In Boca Raton, Florida, the South Florida Sun Sentinel
- As the number of renters increases and empty homes abound, some people are finding creative ways to get themselves into new homes — without paying for them.
If recent trends in South Florida are an indication, any vacant dwelling can become a target. Even occupied ones are sometimes not safe. And once people are in, it proves difficult to get them out.
That's the situation in a neighborhood west of Boca Raton. A 39-year-old woman convinced a real estate agent to hand her the keys to an empty house, Palm Beach County deputies say. But the woman, Tamica Jordan, has never paid a dime to anyone. The owners, who live in Alabama, want her out of the house, but because of legal protections for tenants, it seems no one can make her leave any time soon.
- Jordan's public records trail across California, Virginia and Florida in the past eight years shows a history of judgments filed against her for eviction. It is unclear whether she has since repaid these claims, but the records illustrate a nomadic cycle of moving in, paying no rent, getting evicted — and repeat.
She arrived at the Silver Woods Court cul-de-sac with two children and little else. She introduced herself to neighbors and told them she came from California and worked at a bank.
Jordan denied she is dodging rent, denied she had a pattern of evictions and denied that she has done anything to alarm her neighbors. She described herself as "a very peaceful person."
"I don't know how to respond to that," she said of the accusations she is a "serial squatter." "That all sounds crazy." Yet Jordan has at least eight eviction filings and default judgments going back eight years and totaling at least $26,032.

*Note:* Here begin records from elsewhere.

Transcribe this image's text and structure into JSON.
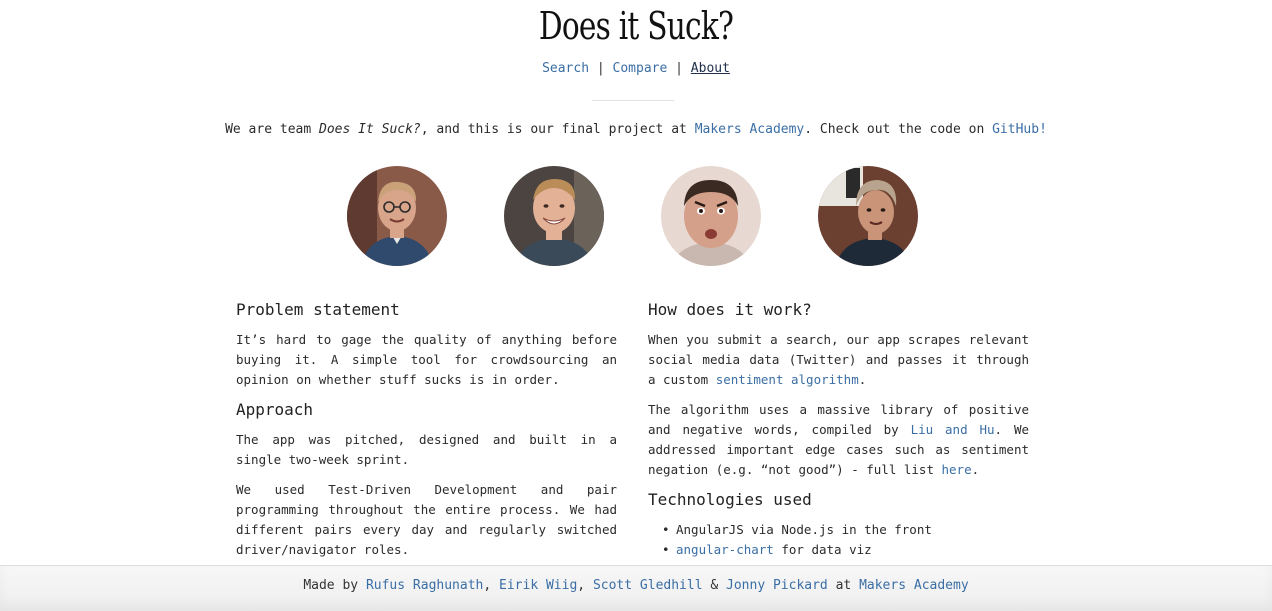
{
  "header": {
    "title": "Does it Suck?",
    "nav": {
      "search": "Search",
      "compare": "Compare",
      "about": "About",
      "separator": "|"
    }
  },
  "intro": {
    "prefix": "We are team ",
    "team_name": "Does It Suck?",
    "middle": ", and this is our final project at ",
    "makers_link": "Makers Academy",
    "middle2": ". Check out the code on ",
    "github_link": "GitHub!"
  },
  "team": [
    {
      "photo": "avatar-rufus",
      "skin": "#d8a48a",
      "hair": "#c9a27a",
      "shirt": "#2f4a6d",
      "bg": "#8a5a48"
    },
    {
      "photo": "avatar-eirik",
      "skin": "#e2b196",
      "hair": "#b98c58",
      "shirt": "#3b4a58",
      "bg": "#4b4440"
    },
    {
      "photo": "avatar-scott",
      "skin": "#d4a08a",
      "hair": "#3a2a22",
      "shirt": "#c8b8b0",
      "bg": "#e8d8d2"
    },
    {
      "photo": "avatar-jonny",
      "skin": "#c99478",
      "hair": "#b8a48e",
      "shirt": "#1f2a38",
      "bg": "#6b4030"
    }
  ],
  "left": {
    "problem_heading": "Problem statement",
    "problem_text": "It’s hard to gage the quality of anything before buying it. A simple tool for crowdsourcing an opinion on whether stuff sucks is in order.",
    "approach_heading": "Approach",
    "approach_p1": "The app was pitched, designed and built in a single two-week sprint.",
    "approach_p2": "We used Test-Driven Development and pair programming throughout the entire process. We had different pairs every day and regularly switched driver/navigator roles."
  },
  "right": {
    "how_heading": "How does it work?",
    "how_p1_a": "When you submit a search, our app scrapes relevant social media data (Twitter) and passes it through a custom ",
    "how_p1_link": "sentiment algorithm",
    "how_p1_b": ".",
    "how_p2_a": "The algorithm uses a massive library of positive and negative words, compiled by ",
    "how_p2_link": "Liu and Hu",
    "how_p2_b": ". We addressed important edge cases such as sentiment negation (e.g. “not good”) - full list ",
    "how_p2_link2": "here",
    "how_p2_c": ".",
    "tech_heading": "Technologies used",
    "tech_1": "AngularJS via Node.js in the front",
    "tech_2_link": "angular-chart",
    "tech_2_rest": " for data viz"
  },
  "footer": {
    "made_by": "Made by ",
    "member_1": "Rufus Raghunath",
    "sep_1": ", ",
    "member_2": "Eirik Wiig",
    "sep_2": ", ",
    "member_3": "Scott Gledhill",
    "amp": " & ",
    "member_4": "Jonny Pickard",
    "at": " at ",
    "academy": "Makers Academy"
  }
}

- On Feb. 28, Palm Beach County Sheriff's Deputy Joseph Caroscio confronted Jordan at the Silver Woods Court house, a report shows. The owner of the house, who lives in Alabama, called deputies to have her thrown out.
But because she had her children there, her belongings and the keys, there was nothing the deputy could do. Caroscio wrote "it was clear that there was a miscommunication" or even "some type of fraud."
Elaine Holland, a local Remax Realtor, was named in Caroscio's report, but in an interview she said another agent handled the listing. She would not detail Jordan's alleged strategy to obtain keys without any deposit or proof of employment. She said only that "somebody made a mistake" and that "there are lawyers working on this."